Hem Demirel alışkındı..
Altı defa gidip,yedi defa gelmişti,Devleti en iyi bilendi..
Onun için adını ’Birbilen ’koymuşlardı..
Çobandı bir zamanlar Ispartanın bir köyünde..
Kuzularını otlatırken zeki bir çocuk olduğunun farkına varmıştı,
O zamanki çağdaş yaşamı destekleme gönüllüleri..
Alıp yerleştirmişlerdi Devletin himmetli ellerine,okullarına...
Demokrasinin nimetleri önüne serilen Demirel günden güne büyümüştü..
Askerler niye darbe yapmışlar diye düşündüğüm çok olmuştur.
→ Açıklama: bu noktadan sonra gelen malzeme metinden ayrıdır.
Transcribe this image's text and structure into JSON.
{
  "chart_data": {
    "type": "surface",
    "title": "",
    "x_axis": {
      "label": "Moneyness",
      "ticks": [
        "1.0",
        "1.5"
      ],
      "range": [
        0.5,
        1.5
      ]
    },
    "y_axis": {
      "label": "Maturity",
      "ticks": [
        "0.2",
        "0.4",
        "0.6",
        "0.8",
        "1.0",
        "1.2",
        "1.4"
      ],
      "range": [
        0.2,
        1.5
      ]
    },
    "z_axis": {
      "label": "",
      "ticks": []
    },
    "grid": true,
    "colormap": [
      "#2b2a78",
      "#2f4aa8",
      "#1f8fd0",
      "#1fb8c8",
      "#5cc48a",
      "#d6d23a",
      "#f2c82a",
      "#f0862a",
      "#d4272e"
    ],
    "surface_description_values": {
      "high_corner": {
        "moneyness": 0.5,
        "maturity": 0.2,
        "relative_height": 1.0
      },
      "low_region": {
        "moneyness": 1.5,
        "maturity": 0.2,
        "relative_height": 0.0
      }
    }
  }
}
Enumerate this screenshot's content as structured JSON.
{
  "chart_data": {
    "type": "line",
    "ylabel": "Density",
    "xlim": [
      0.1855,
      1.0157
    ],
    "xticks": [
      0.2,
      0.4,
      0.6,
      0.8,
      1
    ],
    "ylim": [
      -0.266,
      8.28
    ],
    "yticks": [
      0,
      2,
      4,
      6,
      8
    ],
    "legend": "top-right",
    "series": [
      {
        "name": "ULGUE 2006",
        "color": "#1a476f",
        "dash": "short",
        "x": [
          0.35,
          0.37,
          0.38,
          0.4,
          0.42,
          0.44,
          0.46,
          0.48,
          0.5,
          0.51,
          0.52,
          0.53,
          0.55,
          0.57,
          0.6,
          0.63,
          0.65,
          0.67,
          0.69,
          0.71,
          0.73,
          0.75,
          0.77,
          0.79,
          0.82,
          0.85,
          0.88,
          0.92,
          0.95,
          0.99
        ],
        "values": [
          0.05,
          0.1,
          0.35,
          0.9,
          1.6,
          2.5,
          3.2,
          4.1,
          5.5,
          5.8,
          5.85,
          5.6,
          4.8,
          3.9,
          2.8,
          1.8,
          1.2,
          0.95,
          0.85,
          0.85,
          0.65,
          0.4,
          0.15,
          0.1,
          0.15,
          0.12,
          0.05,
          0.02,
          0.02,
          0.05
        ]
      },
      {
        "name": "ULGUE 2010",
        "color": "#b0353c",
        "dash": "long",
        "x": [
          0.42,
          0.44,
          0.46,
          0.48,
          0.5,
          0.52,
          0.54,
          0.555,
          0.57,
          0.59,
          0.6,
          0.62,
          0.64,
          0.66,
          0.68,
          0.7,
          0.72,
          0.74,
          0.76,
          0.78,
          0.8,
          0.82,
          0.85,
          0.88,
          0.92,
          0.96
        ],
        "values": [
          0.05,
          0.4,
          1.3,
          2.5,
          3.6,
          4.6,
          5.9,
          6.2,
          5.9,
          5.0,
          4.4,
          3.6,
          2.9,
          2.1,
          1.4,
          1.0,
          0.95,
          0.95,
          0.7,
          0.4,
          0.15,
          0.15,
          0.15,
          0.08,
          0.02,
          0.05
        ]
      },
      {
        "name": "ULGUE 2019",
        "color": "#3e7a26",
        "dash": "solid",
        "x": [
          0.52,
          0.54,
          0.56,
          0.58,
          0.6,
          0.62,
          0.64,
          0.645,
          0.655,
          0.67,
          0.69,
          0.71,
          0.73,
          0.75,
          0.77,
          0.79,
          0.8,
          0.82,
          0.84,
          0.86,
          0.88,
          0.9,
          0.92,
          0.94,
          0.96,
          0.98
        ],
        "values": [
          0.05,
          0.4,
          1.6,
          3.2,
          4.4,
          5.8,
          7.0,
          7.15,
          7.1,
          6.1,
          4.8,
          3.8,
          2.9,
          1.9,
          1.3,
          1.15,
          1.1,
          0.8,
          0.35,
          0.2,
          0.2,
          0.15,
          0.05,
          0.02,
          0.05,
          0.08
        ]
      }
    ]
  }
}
Her önüne gelen bir darbe yapıyordu o günlerde,bel ki de ekonomik bunalım çıkartıp birileri paraları ceplere indiriyorlardı.
Demokrat Parti ile aynı tabana hitap eden,sağ merkezde yer alan bu Adalet Partisi 1965-1980 li yılların sağ seçmenin teveccüh ettiği parti olmuştu..
Adnan Menderes’in mirasına konmuştu..
Adalet Partisi sağ,muhafazakar seçmenin ocağı olmuştu uzun yıllar..
Yoktu ki başkası..
Millet Partisi,Demokrat Parti,Adalet Partisi,Milli Nizam Partisi...
Sağ seçmen liberal partilere,muhafazakar seçmen Hocanın Partisine oy verirdi..
Anap dört eğilimi birleştirdi,on yılın sonunda herkes kendi partisine dönmüştü..
Süleyman Demireli Nurcu tabir edilen kardeşlerimiz desteklerdi..
Nurlu Süleyman lakabı oradan gelir..
Seksenden önce yoktu, sağ seçmenin önüne düşeceği içimizden bir lider ondan...
***
SEKİZ YILLIK EĞİTİM SAÇMALIĞI...
Mesut Yılmaz ve Ecevitli Anasol iktidarı aldı Demirel’den..
Ecevit,Karadayı,asker,yargı,medya cephesi hemen yumuşadı..
Bilinmeyen yerlerde ne pazarlıklar kotarıldı,ne ihaleler alındı kimbilir..
Yağma Hasanın böreğiydi Türkiye..
Her emekli Paşa bir holdingin,bankanın yönetimine girdi..
’Ne aczimendi kalmıştı,ne Ali,ne Fadime..
Hepsi vazifesini yaptı,çekildiler köşeye.
Sıra kararları uygulamaya gelmişti..
Başörtülülere rahat,huzur yoktu artık bu ülkede...
Sekiz yıllık eğitim kararı çıkarıldı Meclisde..
Çoğunluk ellerindeydi..
Ecevitle,Mesut Yılmaz o gün bunu Hacı Bektaş’ta törenlere katılarak çılgınca kutladılar..
Zafer naraları attılar hep bir ağızdan..
Türkiye kurtulmuştu,üzerinden büyük bir ağırlığı atmış rahatlamıştı..
Hiç de öyle değildi...
Gelen bulut felaketi haber veren,Sodom ,Gomore ve Etna şehirlerine yağan azabı haber veriyordu..
Kim nerden bilecekti..
Yaşayan görecekti..
Sekiz yıllı eğitim maksatlı olarak planlandı.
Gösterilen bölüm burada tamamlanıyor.